Definitions of engagement vary in the weight they give to the individual vs the organization in creating engagement. Recent practice has situated the drivers of engagement across this spectrum, from within the psyche of the individual employee (for example, promising recruitment services that will filter out ‘disengaged’ job applicants [4]) to focusing mainly on the actions and investments the organization makes to support engagement.[5]

These definitional issues are potentially severe for practitioners. With different (and often proprietary) definitions of the object being measured, statistics from different sources are not readily comparable. Engagement work remains open to the challenge that its basic assumptions are, as Tom Keenoy describes them, ‘normative’ and ‘aspirational’, rather than analytic or operational – and so risk being seen by other organizational participants as “motherhood and apple pie” rhetoric.[6]

Are You still here? do you see the technical overkill of the simple employee / employer relationship that should be effectively handled by well trained managers.

This kind of thinking immediately makes me think about the struggles our military has with the rules of engagement. To try and follow this intellectual and psychological jargon approach to dealing with your employees has to be a burden and constraint to your front line and middle managers. Below is a link to a story about the difficulty and complexity of the military rules of engagement.

Read here about how the military is so bogged down with lawyers and senior officers back in Washington hashing over and rehashing the politically correct responses of what to do in every type of situation. http://www.armytimes.com/article/20120423/NEWS/204230316/Shifting-guidelines-prompt-calls-ROE-reform

 

So here is the bottom line in my opinion, after all the millions if not billions have been spent on the Employee Engagement trend in the last twenty years.

  1. The annual turnover is the same or worse than in previous years. I remember it being 20% in the 1980’s.                                                                                                                                                                                         
  2. The most common interview questions are pretty much all geared to how the employee feels about things
  3. After reading about the common questions I noticed a complete lack of questions specific to problem solving and understanding about the costs and procedures to accomplish successful business.

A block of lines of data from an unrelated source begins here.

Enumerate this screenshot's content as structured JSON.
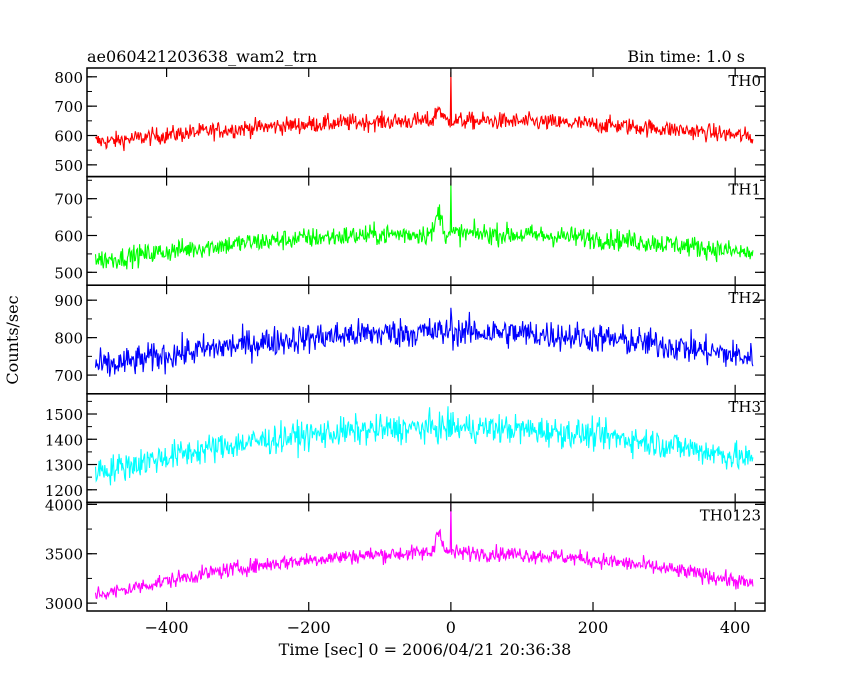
{
  "chart_data": {
    "type": "line",
    "title": "ae060421203638_wam2_trn",
    "bin_time": "Bin time: 1.0 s",
    "xlabel": "Time [sec] 0 = 2006/04/21 20:36:38",
    "ylabel": "Counts/sec",
    "xlim": [
      -512,
      442
    ],
    "x_ticks": [
      -400,
      -200,
      0,
      200,
      400
    ],
    "x_tick_labels": [
      "−400",
      "−200",
      "0",
      "200",
      "400"
    ],
    "x_range": [
      -500,
      425
    ],
    "panels": [
      {
        "name": "TH0",
        "color": "#ff0000",
        "ylim": [
          460,
          830
        ],
        "ticks": [
          500,
          600,
          700,
          800
        ],
        "base": 580,
        "peak": 650,
        "noise": 28,
        "flare": 45,
        "spike": 190,
        "flare_at": -17
      },
      {
        "name": "TH1",
        "color": "#00ff00",
        "ylim": [
          465,
          760
        ],
        "ticks": [
          500,
          600,
          700
        ],
        "base": 535,
        "peak": 605,
        "noise": 27,
        "flare": 60,
        "spike": 120,
        "flare_at": -17
      },
      {
        "name": "TH2",
        "color": "#0000ff",
        "ylim": [
          650,
          940
        ],
        "ticks": [
          700,
          800,
          900
        ],
        "base": 725,
        "peak": 815,
        "noise": 38,
        "flare": 0,
        "spike": 80,
        "flare_at": -17
      },
      {
        "name": "TH3",
        "color": "#00ffff",
        "ylim": [
          1150,
          1580
        ],
        "ticks": [
          1200,
          1300,
          1400,
          1500
        ],
        "base": 1280,
        "peak": 1445,
        "noise": 55,
        "flare": 0,
        "spike": 70,
        "flare_at": -17
      },
      {
        "name": "TH0123",
        "color": "#ff00ff",
        "ylim": [
          2920,
          4020
        ],
        "ticks": [
          3000,
          3500,
          4000
        ],
        "tick_labels": [
          "3000",
          "3500",
          "4000"
        ],
        "base": 3100,
        "peak": 3510,
        "noise": 75,
        "flare": 250,
        "spike": 520,
        "flare_at": -17
      }
    ]
  }
}
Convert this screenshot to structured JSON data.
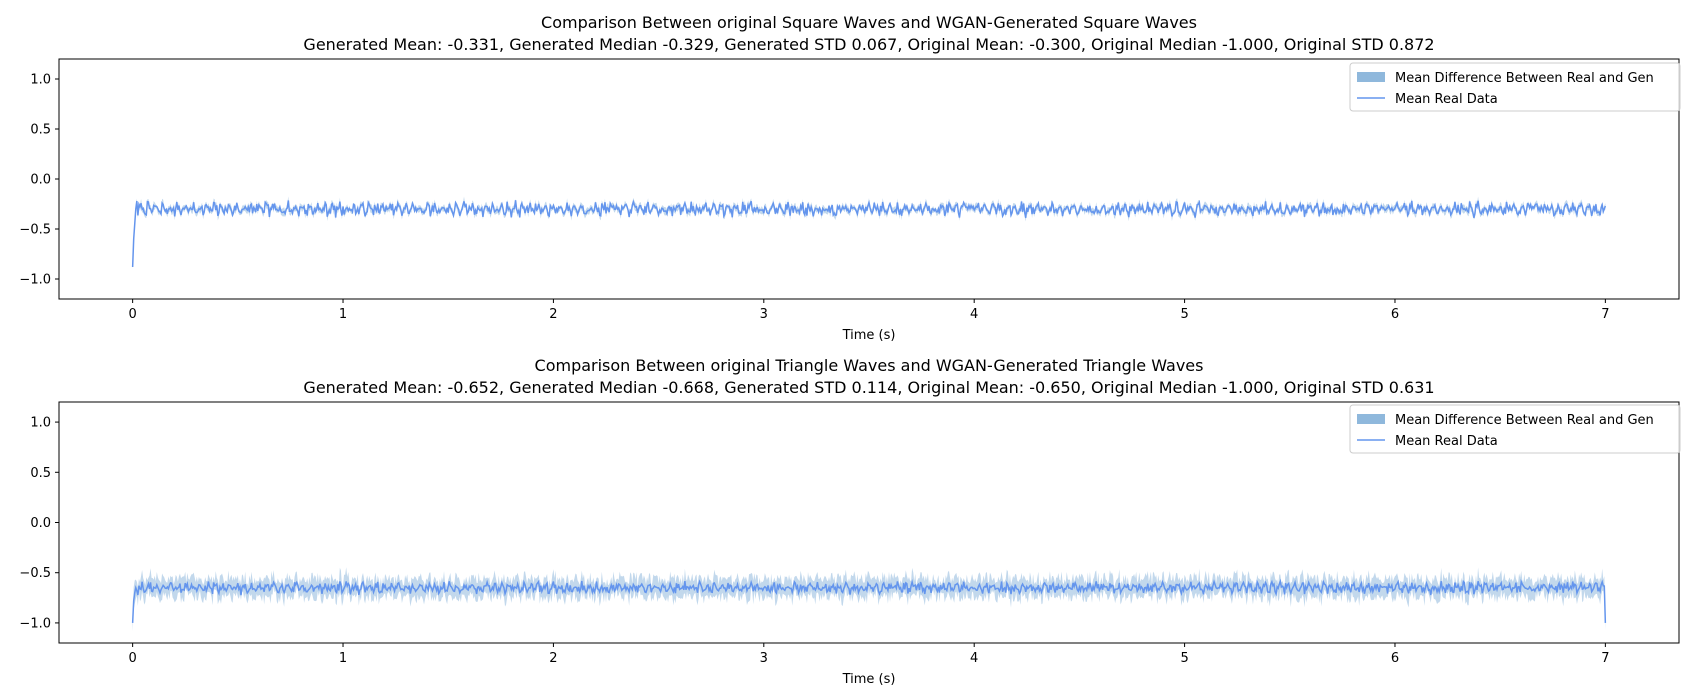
{
  "colors": {
    "line": "#6495ED",
    "band": "#8fb8dc",
    "frame": "#000000",
    "legend_border": "#cccccc"
  },
  "chart_data": [
    {
      "type": "line",
      "title": "Comparison Between original Square Waves and WGAN-Generated Square Waves",
      "subtitle": "Generated Mean: -0.331, Generated Median -0.329, Generated STD 0.067, Original Mean: -0.300, Original Median -1.000, Original STD 0.872",
      "xlabel": "Time (s)",
      "ylabel": "",
      "xlim": [
        -0.35,
        7.35
      ],
      "ylim": [
        -1.2,
        1.2
      ],
      "xticks": [
        0,
        1,
        2,
        3,
        4,
        5,
        6,
        7
      ],
      "yticks": [
        -1.0,
        -0.5,
        0.0,
        0.5,
        1.0
      ],
      "xtick_labels": [
        "0",
        "1",
        "2",
        "3",
        "4",
        "5",
        "6",
        "7"
      ],
      "ytick_labels": [
        "−1.0",
        "−0.5",
        "0.0",
        "0.5",
        "1.0"
      ],
      "legend": {
        "placement": "top-right",
        "entries": [
          "Mean Difference Between Real and Gen",
          "Mean Real Data"
        ]
      },
      "grid": false,
      "series": [
        {
          "name": "Mean Real Data",
          "kind": "line",
          "x_range": [
            0,
            7
          ],
          "start_values": [
            -0.88,
            -0.6,
            -0.45,
            -0.3,
            -0.22
          ],
          "level": -0.3,
          "noise_amplitude": 0.06,
          "end_value": -0.27
        },
        {
          "name": "Mean Difference Between Real and Gen",
          "kind": "band",
          "band_halfwidth": 0.04
        }
      ]
    },
    {
      "type": "line",
      "title": "Comparison Between original Triangle Waves and WGAN-Generated Triangle Waves",
      "subtitle": "Generated Mean: -0.652, Generated Median -0.668, Generated STD 0.114, Original Mean: -0.650, Original Median -1.000, Original STD 0.631",
      "xlabel": "Time (s)",
      "ylabel": "",
      "xlim": [
        -0.35,
        7.35
      ],
      "ylim": [
        -1.2,
        1.2
      ],
      "xticks": [
        0,
        1,
        2,
        3,
        4,
        5,
        6,
        7
      ],
      "yticks": [
        -1.0,
        -0.5,
        0.0,
        0.5,
        1.0
      ],
      "xtick_labels": [
        "0",
        "1",
        "2",
        "3",
        "4",
        "5",
        "6",
        "7"
      ],
      "ytick_labels": [
        "−1.0",
        "−0.5",
        "0.0",
        "0.5",
        "1.0"
      ],
      "legend": {
        "placement": "top-right",
        "entries": [
          "Mean Difference Between Real and Gen",
          "Mean Real Data"
        ]
      },
      "grid": false,
      "series": [
        {
          "name": "Mean Real Data",
          "kind": "line",
          "x_range": [
            0,
            7
          ],
          "start_values": [
            -1.0,
            -0.78,
            -0.7,
            -0.65
          ],
          "level": -0.65,
          "noise_amplitude": 0.05,
          "end_value": -1.0
        },
        {
          "name": "Mean Difference Between Real and Gen",
          "kind": "band",
          "band_halfwidth": 0.12
        }
      ]
    }
  ]
}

There is whole book on Essence and Being by Thomas Aquinas explaining and discussing the difference between the essence of a person ( warm body) as their physical presence and the being ( the curious, questioning, challenging thinker) of a person as their mind, thoughts, intellect and spirit. The coporate culture it seems tends now to be almost exclusively driven by the concept that happy employees make more widgets? The problem is that happy qualified employees may make more widgets, but will they make them better? Will they tell you when they are not being made better? Will they suggest ways to make the customers more satisfied? We seem to be interviewing for happy warm bodies?

What we need is a revival in the interviewing / onboarding process that puts more focus on whether the prospective employee will grasp the process, concepts and buy into the goal of the company. Will they be a motivated outspoken positive and constructive observer as well as contributor to the intellectual activities going on? Or will they just be happy and fit in with the other happy people.

Give me smart and curious anytime over compliant and cooperative!